Proof. Let $S$ be any independent set in $G$. Then, since the vertices in $S$ are independent in $G'$, the value of $S$ in $G'$ (by your objective) is $$\sum_{v\in S} d_v - (d_v-1) ~=~ |S|.$$

Conversely, let $S$ be a solution for $G'$ of value at least $k$. Without loss of generality, assume $S$ contains no new vertices. (Each new vertex $v'$ is on a single edge $(v',v)$. If $v$ was not isolated in $G$, then the weight of the edge is $-1$, so removing $v'$ from $S$ increases the value of $S$. If $v$ was isolated, then the weight of the edge is 1, so removing $v'$ from $S$ and adding $v$ maintains the value of $S$.)

Without loss of generality, assume that $S$ is an independent set in $G$. (Otherwise, let $(u,v)$ be an edge such that $u$ and $v$ are in $S$. The total weight of $v$'s incident edges in $G'$ is $d_v - (d_v-1) = 1$, so the total weight of $v$'s incident edges other than $(u,v)$ is at most zero. Thus, removing $v$ from $S$ would not increase the value of $S$.)

Now, by the same calculation as at the start of the proof, the value of $S$ is $|S|$. It follows that $|S| \ge k$. QED

As an aside, you might ask instead for an additive approximation, of, say, $O(n)$ or $\epsilon m$.

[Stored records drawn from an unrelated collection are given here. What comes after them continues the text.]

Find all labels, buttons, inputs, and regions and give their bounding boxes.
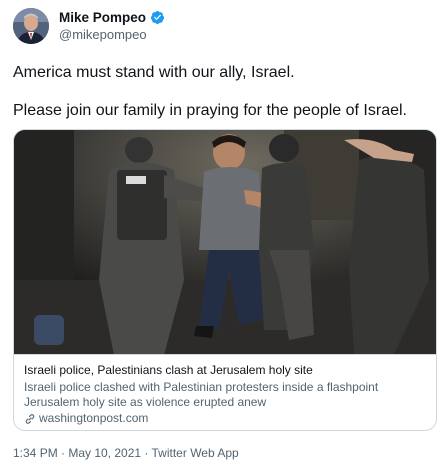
tweet-line-1: America must stand with our ally, Israel… (13, 64, 295, 81)
card-domain: washingtonpost.com (24, 411, 426, 426)
author-name[interactable]: Mike Pompeo (59, 10, 146, 25)
tweet-text: America must stand with our ally, Israel… (13, 62, 441, 121)
tweet-timestamp[interactable]: 1:34 PM · May 10, 2021 · Twitter Web App (13, 446, 239, 460)
link-card[interactable]: Israeli police, Palestinians clash at Je… (13, 129, 437, 431)
card-image[interactable] (14, 130, 436, 354)
card-description: Israeli police clashed with Palestinian … (24, 380, 379, 409)
tweet: Mike Pompeo @mikepompeo America must sta… (0, 0, 447, 470)
card-info[interactable]: Israeli police, Palestinians clash at Je… (14, 354, 436, 430)
card-domain-text: washingtonpost.com (39, 411, 149, 425)
avatar[interactable] (13, 8, 49, 44)
card-title: Israeli police, Palestinians clash at Je… (24, 363, 313, 377)
link-icon (25, 413, 35, 424)
author-handle[interactable]: @mikepompeo (59, 27, 165, 42)
verified-badge-icon (150, 10, 165, 25)
tweet-line-2: Please join our family in praying for th… (13, 102, 407, 119)
author-block: Mike Pompeo @mikepompeo (59, 10, 165, 42)
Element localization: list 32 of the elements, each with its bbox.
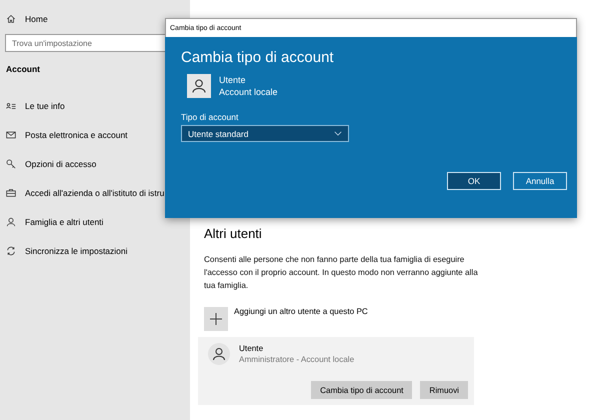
user-name: Utente [239,344,264,353]
home-icon [6,14,16,24]
sidebar-item[interactable]: Famiglia e altri utenti [6,207,190,236]
add-user-row[interactable]: Aggiungi un altro utente a questo PC [204,307,610,331]
mail-icon [6,130,16,140]
description-text: Consenti alle persone che non fanno parte della tua famiglia di eseguire l'accesso con il proprio account. In questo modo non verranno aggiunte alla tua famiglia. [204,254,479,292]
user-card[interactable]: Utente Amministratore - Account locale Cambia tipo di account Rimuovi [198,337,474,405]
user-name: Utente [219,75,247,85]
dialog-button[interactable]: Annulla [513,172,567,190]
field-label: Tipo di account [181,112,240,122]
sidebar-item[interactable]: Sincronizza le impostazioni [6,236,190,265]
user-avatar-icon [208,343,230,365]
chevron-down-icon [334,131,342,136]
card-button[interactable]: Rimuovi [420,381,468,399]
contact-card-icon [6,100,16,110]
sync-icon [6,246,16,256]
section-heading: Altri utenti [204,226,263,241]
sidebar-item[interactable]: Opzioni di accesso [6,149,190,178]
home-link[interactable]: Home [6,14,190,24]
dialog-heading: Cambia tipo di account [181,49,335,66]
plus-icon [204,307,228,331]
user-avatar-icon [187,74,211,98]
sidebar-item[interactable]: Accedi all'azienda o all'istituto di istru [6,178,190,207]
person-icon [6,216,16,226]
account-type-dropdown[interactable]: Utente standard [181,125,349,142]
key-icon [6,158,16,168]
user-detail: Amministratore - Account locale [239,355,354,364]
dialog-button[interactable]: OK [447,172,501,190]
section-heading: Account [6,64,41,76]
card-button[interactable]: Cambia tipo di account [311,381,412,399]
briefcase-icon [6,188,16,198]
account-type: Account locale [219,87,278,97]
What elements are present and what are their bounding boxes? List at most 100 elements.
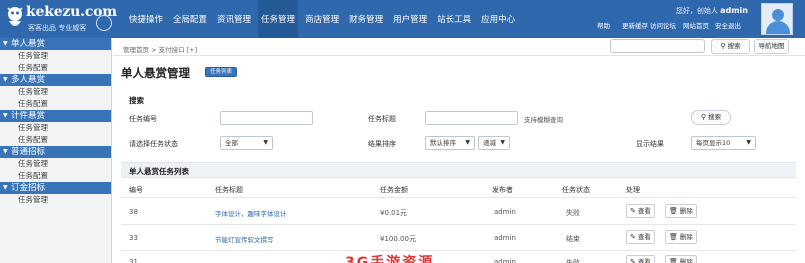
row-amount: ¥0.01元 bbox=[380, 209, 408, 217]
delete-label: 删除 bbox=[679, 207, 693, 215]
row-divider bbox=[121, 250, 796, 251]
row-status: 结束 bbox=[566, 235, 580, 243]
sidebar-group-multi-reward[interactable]: ▼ 多人悬赏 bbox=[0, 74, 111, 86]
trash-icon: 🗑 bbox=[669, 258, 678, 263]
sidebar-group-label: 普通招标 bbox=[11, 147, 46, 157]
logo-subtitle: 客客出品 专业威客 bbox=[28, 24, 87, 32]
page-title: 单人悬赏管理 bbox=[121, 66, 190, 80]
user-greeting: 您好，创始人 admin bbox=[676, 6, 748, 16]
row-id: 33 bbox=[129, 234, 138, 242]
row-amount: ¥100.00元 bbox=[380, 235, 416, 243]
search-section-title: 搜索 bbox=[129, 96, 144, 105]
toolbar: 管理首页 > 支付接口 [+] ⚲ 搜索 导航地图 bbox=[113, 38, 805, 56]
task-status-select[interactable]: 全部 ▼ bbox=[220, 136, 273, 150]
view-button[interactable]: ✎ 查看 bbox=[626, 204, 655, 218]
nav-shortcuts[interactable]: 快捷操作 bbox=[126, 0, 166, 38]
page-size-select[interactable]: 每页显示10 ▼ bbox=[691, 136, 756, 150]
sidebar-group-single-reward[interactable]: ▼ 单人悬赏 bbox=[0, 38, 111, 50]
task-status-label: 请选择任务状态 bbox=[129, 140, 178, 148]
main-nav: 快捷操作 全局配置 资讯管理 任务管理 商店管理 财务管理 用户管理 站长工具 … bbox=[126, 0, 522, 38]
collapse-arrow-icon: ▼ bbox=[3, 40, 8, 47]
row-divider bbox=[121, 197, 796, 198]
nav-task-management[interactable]: 任务管理 bbox=[258, 0, 299, 38]
row-publisher: admin bbox=[494, 208, 516, 216]
row-status: 失败 bbox=[566, 259, 580, 263]
quick-search-input[interactable] bbox=[610, 39, 705, 53]
nav-users[interactable]: 用户管理 bbox=[390, 0, 430, 38]
pencil-icon: ✎ bbox=[630, 233, 636, 241]
quick-search-label: 搜索 bbox=[727, 42, 741, 50]
main-content: 管理首页 > 支付接口 [+] ⚲ 搜索 导航地图 单人悬赏管理 任务列表 搜索 … bbox=[113, 38, 805, 263]
trash-icon: 🗑 bbox=[669, 207, 678, 215]
task-id-input[interactable] bbox=[220, 111, 313, 125]
order-value: 递减 bbox=[483, 139, 496, 147]
task-list-tag[interactable]: 任务列表 bbox=[205, 67, 238, 77]
sort-label: 结果排序 bbox=[368, 140, 396, 148]
view-button[interactable]: ✎ 查看 bbox=[626, 255, 655, 263]
view-button[interactable]: ✎ 查看 bbox=[626, 230, 655, 244]
help-link[interactable]: 帮助 bbox=[597, 20, 610, 30]
breadcrumb[interactable]: 管理首页 > 支付接口 [+] bbox=[123, 44, 197, 54]
nav-global-config[interactable]: 全局配置 bbox=[170, 0, 210, 38]
row-title-link[interactable]: 字体设计，趣味字体设计 bbox=[215, 208, 287, 218]
column-header-amount: 任务金额 bbox=[380, 186, 408, 194]
avatar[interactable] bbox=[761, 3, 793, 35]
sidebar-group-label: 多人悬赏 bbox=[11, 75, 46, 85]
pencil-icon: ✎ bbox=[630, 258, 636, 263]
sidebar-item-task-config[interactable]: 任务配置 bbox=[0, 170, 111, 182]
view-label: 查看 bbox=[637, 207, 651, 215]
column-header-id: 编号 bbox=[129, 186, 143, 194]
delete-label: 删除 bbox=[679, 258, 693, 263]
sort-value: 默认排序 bbox=[430, 139, 456, 147]
nav-finance[interactable]: 财务管理 bbox=[346, 0, 386, 38]
search-button-label: 搜索 bbox=[708, 113, 722, 121]
logo-ring-icon bbox=[96, 15, 112, 31]
site-logo[interactable]: kekezu.com 客客出品 专业威客 bbox=[4, 3, 117, 35]
sidebar-group-piece-reward[interactable]: ▼ 计件悬赏 bbox=[0, 110, 111, 122]
update-cache-link[interactable]: 更新缓存 bbox=[622, 20, 648, 30]
quick-search-button[interactable]: ⚲ 搜索 bbox=[711, 39, 750, 54]
nav-webmaster-tools[interactable]: 站长工具 bbox=[434, 0, 474, 38]
avatar-body-icon bbox=[766, 21, 790, 34]
sidebar-item-task-manage[interactable]: 任务管理 bbox=[0, 122, 111, 134]
forum-link[interactable]: 访问论坛 bbox=[650, 20, 676, 30]
sidebar-item-task-manage[interactable]: 任务管理 bbox=[0, 194, 111, 206]
logout-link[interactable]: 安全退出 bbox=[715, 20, 741, 30]
sidebar-item-task-config[interactable]: 任务配置 bbox=[0, 134, 111, 146]
row-publisher: admin bbox=[494, 258, 516, 263]
site-home-link[interactable]: 网站首页 bbox=[683, 20, 709, 30]
display-label: 显示结果 bbox=[636, 140, 664, 148]
sidebar-item-task-manage[interactable]: 任务管理 bbox=[0, 50, 111, 62]
delete-button[interactable]: 🗑 删除 bbox=[665, 204, 697, 218]
sidebar-group-normal-tender[interactable]: ▼ 普通招标 bbox=[0, 146, 111, 158]
collapse-arrow-icon: ▼ bbox=[3, 184, 8, 191]
greeting-text: 您好，创始人 bbox=[675, 7, 718, 15]
task-title-input[interactable] bbox=[425, 111, 518, 125]
task-id-label: 任务编号 bbox=[129, 115, 157, 123]
nav-news[interactable]: 资讯管理 bbox=[214, 0, 254, 38]
task-title-label: 任务标题 bbox=[368, 115, 396, 123]
search-button[interactable]: ⚲ 搜索 bbox=[691, 110, 731, 125]
sidebar-group-deposit-tender[interactable]: ▼ 订金招标 bbox=[0, 182, 111, 194]
search-icon: ⚲ bbox=[700, 113, 707, 121]
sidebar-item-task-config[interactable]: 任务配置 bbox=[0, 98, 111, 110]
order-select[interactable]: 递减 ▼ bbox=[478, 136, 510, 150]
sidebar: ▼ 单人悬赏 任务管理 任务配置 ▼ 多人悬赏 任务管理 任务配置 ▼ 计件悬赏 任务… bbox=[0, 38, 112, 263]
sort-select[interactable]: 默认排序 ▼ bbox=[425, 136, 475, 150]
nav-shop[interactable]: 商店管理 bbox=[302, 0, 342, 38]
list-section-header bbox=[121, 162, 796, 178]
row-title-link[interactable]: 节能灯宣传软文撰写 bbox=[215, 234, 274, 244]
column-header-publisher: 发布者 bbox=[492, 186, 513, 194]
sitemap-button[interactable]: 导航地图 bbox=[754, 39, 789, 54]
collapse-arrow-icon: ▼ bbox=[3, 112, 8, 119]
delete-button[interactable]: 🗑 删除 bbox=[665, 230, 697, 244]
top-bar: kekezu.com 客客出品 专业威客 快捷操作 全局配置 资讯管理 任务管理… bbox=[0, 0, 805, 38]
nav-app-center[interactable]: 应用中心 bbox=[478, 0, 518, 38]
sidebar-item-task-manage[interactable]: 任务管理 bbox=[0, 158, 111, 170]
column-header-status: 任务状态 bbox=[562, 186, 590, 194]
sidebar-item-task-manage[interactable]: 任务管理 bbox=[0, 86, 111, 98]
sidebar-item-task-config[interactable]: 任务配置 bbox=[0, 62, 111, 74]
row-divider bbox=[121, 224, 796, 225]
delete-button[interactable]: 🗑 删除 bbox=[665, 255, 697, 263]
username: admin bbox=[720, 6, 748, 15]
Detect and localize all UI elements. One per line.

It seems possible to me that for your problem even deciding whether there is a positive-value solution could be NP-hard.

Answer 2

Not really a solution but some observations.

This is a special case of the following problem: given a universe $U = \{1, \ldots, m\}$, and a collection of sets $S_1, \ldots, S_n \subseteq U$, and a weight function $w:U \rightarrow [-1, 1]$, find the set $I \subseteq [n]$ such that $w(\bigcup_{i \in I}{S_i})$ is maximized (the weight of a set is the total weight of its elements). Your problem corresponds to the case where each element of $U$ appears in exactly two sets (but I am not sure how to exploit this restriction, although it might help).

This is a coverage problem: similar to Max-k-Set-Cover, but without the restriction to use $k$ sets and with negative weights allowed. The greedy approximation of Max-k-Set-Cover (at each step output the set that has the largest weight of uncovered elements so far) outputs a sequence of sets such that the first $k$ sets are a $1 + 1/e$ approximation to the optimum (so this is a simultaneous approximation for all $k$). Unfortunately, as usual, there is a problem with analyzing it when weights could be negative. The basic observation of the analysis of the greedy algorithm is that if $S_1$ is the first set that is output, then $w(S_1) \geq OPT_k/k$ ($OPT_k$ being the maximum weight covered by $k$ sets), because $OPT_k$ is less than the sum of the weights of the $k$ sets in the optimal solution, and each of them has weight less than $w(S_1)$. However, with negative weights it's no longer true that $OPT_k$ is less than the sum of the weights in the optimal solution. In general, a union bound is no longer true.